Critique: Arnaldur Indridason, La Pierre du remords


 Couverture

Paris, Métailié (Noir), 2021, 345 p.

Un présent conjugué au passé

Quand on pense à Arnaldur Indridason, on songe immédiatement à son personnage d’Erlendur Sveinsson. Ce n’est toutefois pas de cet enquêteur dont il est question dans le roman La Pierre du remords. Indridason, écrivain islandais maintes fois primé dont l’œuvre a été abondamment traduite, nous propose plutôt une troisième enquête mettant en vedette Konrad, un ex-policier retraité de l’escouade des crimes majeurs du Service de police de Reykjavik qui continue de mener ici et là ses propres enquêtes.

Valborg, une dame de 69 ans, a contacté récemment Konrad pour le prier de retracer un enfant qu’elle avait dû abandonner à la naissance, une cinquantaine d’années plus tôt. Toute sa vie a été marquée par cet abandon et elle aimerait retracer son enfant. En raison de circonstances que nous apprenons au fil du récit, la femme avait même refusé de voir le bébé à la naissance, elle ignore donc s’il s’agit d’un garçon ou d’une fille. De plus, l’accouchement n’a pas eu lieu à l’hôpital et il ne semble pas avoir été noté dans aucun registre. Malgré l’insistance de la dame et ses nombreuses demandes, Konrad juge qu’il est irréaliste de tenter de retracer cet enfant avec les maigres informations dont il dispose et il refuse d’aider Valborg. Surtout qu’il est déjà aux prises avec ses propres soucis, puisqu’il mène une enquête pour découvrir qui a assassiné son père, des années plus tôt. Peu de temps après sa rencontre avec Valborg, celle-ci est retrouvée assassinée, dans son appartement qui a été saccagé. Rien ne peut expliquer le meurtre de cette dame d’un certain âge, discrète, qui a porté son chagrin en silence durant des années. Pourquoi cette mort violente ? Konrad s’en veut de lui avoir refusé l’aide demandée et il se résout, après le décès de Valborg, à retrouver l’enfant de celle-ci, découvrant du coup la triste histoire qui a mené à son abandon…

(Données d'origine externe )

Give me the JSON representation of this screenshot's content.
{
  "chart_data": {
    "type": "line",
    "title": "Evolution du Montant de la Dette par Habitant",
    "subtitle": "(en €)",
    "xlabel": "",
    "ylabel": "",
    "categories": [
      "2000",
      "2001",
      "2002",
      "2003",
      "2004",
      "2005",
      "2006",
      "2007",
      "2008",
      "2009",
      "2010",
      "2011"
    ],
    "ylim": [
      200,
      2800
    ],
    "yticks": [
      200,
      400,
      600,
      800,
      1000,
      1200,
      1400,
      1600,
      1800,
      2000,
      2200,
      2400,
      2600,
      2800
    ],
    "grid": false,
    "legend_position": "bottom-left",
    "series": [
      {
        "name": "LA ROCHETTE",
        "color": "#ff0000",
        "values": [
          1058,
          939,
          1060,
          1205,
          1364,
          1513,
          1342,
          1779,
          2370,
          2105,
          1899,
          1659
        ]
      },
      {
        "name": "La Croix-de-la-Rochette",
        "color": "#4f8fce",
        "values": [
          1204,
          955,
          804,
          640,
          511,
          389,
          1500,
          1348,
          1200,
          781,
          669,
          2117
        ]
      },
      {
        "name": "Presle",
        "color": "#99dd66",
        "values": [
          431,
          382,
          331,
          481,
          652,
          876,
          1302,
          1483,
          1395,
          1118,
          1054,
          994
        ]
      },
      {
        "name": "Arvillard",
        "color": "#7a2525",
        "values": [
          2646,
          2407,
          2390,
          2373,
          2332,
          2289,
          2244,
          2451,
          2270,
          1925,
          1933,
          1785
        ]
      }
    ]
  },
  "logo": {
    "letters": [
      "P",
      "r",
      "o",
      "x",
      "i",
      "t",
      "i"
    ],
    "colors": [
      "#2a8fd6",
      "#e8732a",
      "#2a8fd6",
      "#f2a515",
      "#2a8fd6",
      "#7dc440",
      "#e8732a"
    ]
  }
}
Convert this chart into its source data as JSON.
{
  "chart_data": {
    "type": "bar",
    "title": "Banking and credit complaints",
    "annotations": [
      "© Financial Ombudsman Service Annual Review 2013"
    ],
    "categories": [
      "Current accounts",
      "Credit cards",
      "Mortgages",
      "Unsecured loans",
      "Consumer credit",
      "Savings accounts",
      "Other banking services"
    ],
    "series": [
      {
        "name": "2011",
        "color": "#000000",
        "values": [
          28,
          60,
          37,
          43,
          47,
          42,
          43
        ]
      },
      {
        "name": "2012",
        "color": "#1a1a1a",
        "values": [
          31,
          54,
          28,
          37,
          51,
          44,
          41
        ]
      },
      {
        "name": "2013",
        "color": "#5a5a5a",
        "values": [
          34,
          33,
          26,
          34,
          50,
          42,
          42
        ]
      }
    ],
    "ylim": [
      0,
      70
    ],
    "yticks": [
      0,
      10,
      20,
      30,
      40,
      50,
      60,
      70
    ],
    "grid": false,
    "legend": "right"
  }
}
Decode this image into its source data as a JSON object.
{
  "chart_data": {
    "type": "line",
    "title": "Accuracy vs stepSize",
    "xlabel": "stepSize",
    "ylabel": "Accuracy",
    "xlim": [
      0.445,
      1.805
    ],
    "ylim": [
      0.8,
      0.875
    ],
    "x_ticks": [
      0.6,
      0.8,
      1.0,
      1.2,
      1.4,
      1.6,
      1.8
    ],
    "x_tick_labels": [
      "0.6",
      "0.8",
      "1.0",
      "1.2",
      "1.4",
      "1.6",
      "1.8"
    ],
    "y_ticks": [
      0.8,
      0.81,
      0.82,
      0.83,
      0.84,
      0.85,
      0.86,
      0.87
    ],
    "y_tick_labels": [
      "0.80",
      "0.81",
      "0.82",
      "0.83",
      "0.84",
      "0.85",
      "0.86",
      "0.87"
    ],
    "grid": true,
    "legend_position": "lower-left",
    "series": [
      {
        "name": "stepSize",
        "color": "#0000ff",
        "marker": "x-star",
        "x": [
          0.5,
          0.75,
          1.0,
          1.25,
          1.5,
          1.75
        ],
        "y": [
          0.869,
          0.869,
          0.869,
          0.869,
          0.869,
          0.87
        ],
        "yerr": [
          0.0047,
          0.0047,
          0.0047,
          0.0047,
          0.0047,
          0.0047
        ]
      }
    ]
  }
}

C’est donc un Konrad rongé par le remords que l’on suit à travers les deux enquêtes : il regrette de ne pas avoir aidé Valborg, et il s’en veut d’avoir attendu si longtemps pour tenter de retracer le meurtrier de son père, ce père qui était un escroc et qui a donné à Konrad de bien mauvaises bases dans la vie. En fait, tout tourne beaucoup autour des remords et de la culpabilité dans cette histoire, tant chez l’enquêteur que chez les autres personnages impliqués : Valborg s’en veut d’avoir abandonné l’enfant, Eyglo, l’amie de Konrad, tente de comprendre et réparer les erreurs de son père, etc. À travers ses personnages, Indridason se livre à une réflexion sur la manière dont chacun des gestes de notre présent est teinté par le poids du passé, par ce qui a précédé. Le récit porte beaucoup sur la fin de vie, sur ceux qui restent, et même sur l’au-delà, à travers quelques passages plus mystiques.

Il en résulte un roman humain, sensible, dont le personnage principal, Konrad, est attachant, minutieux, tenace. Ses deux enquêtes avancent petit à petit, sans grand coup d’éclat. On est évidemment loin des romans multipliant les meurtres en série et poursuites haletantes. Ici, on suit plutôt Konrad dans ses réflexions, dans ses entretiens, dans ses contacts avec les gens issus de son passé. S’il ne s’agit pas du roman le plus palpitant d’Arnaldur Indridason, La Pierre du remords est néanmoins un livre fort agréable à lire, que l’on peut aisément apprécier sans avoir lu les deux tomes précédents mettant Konrad en vedette.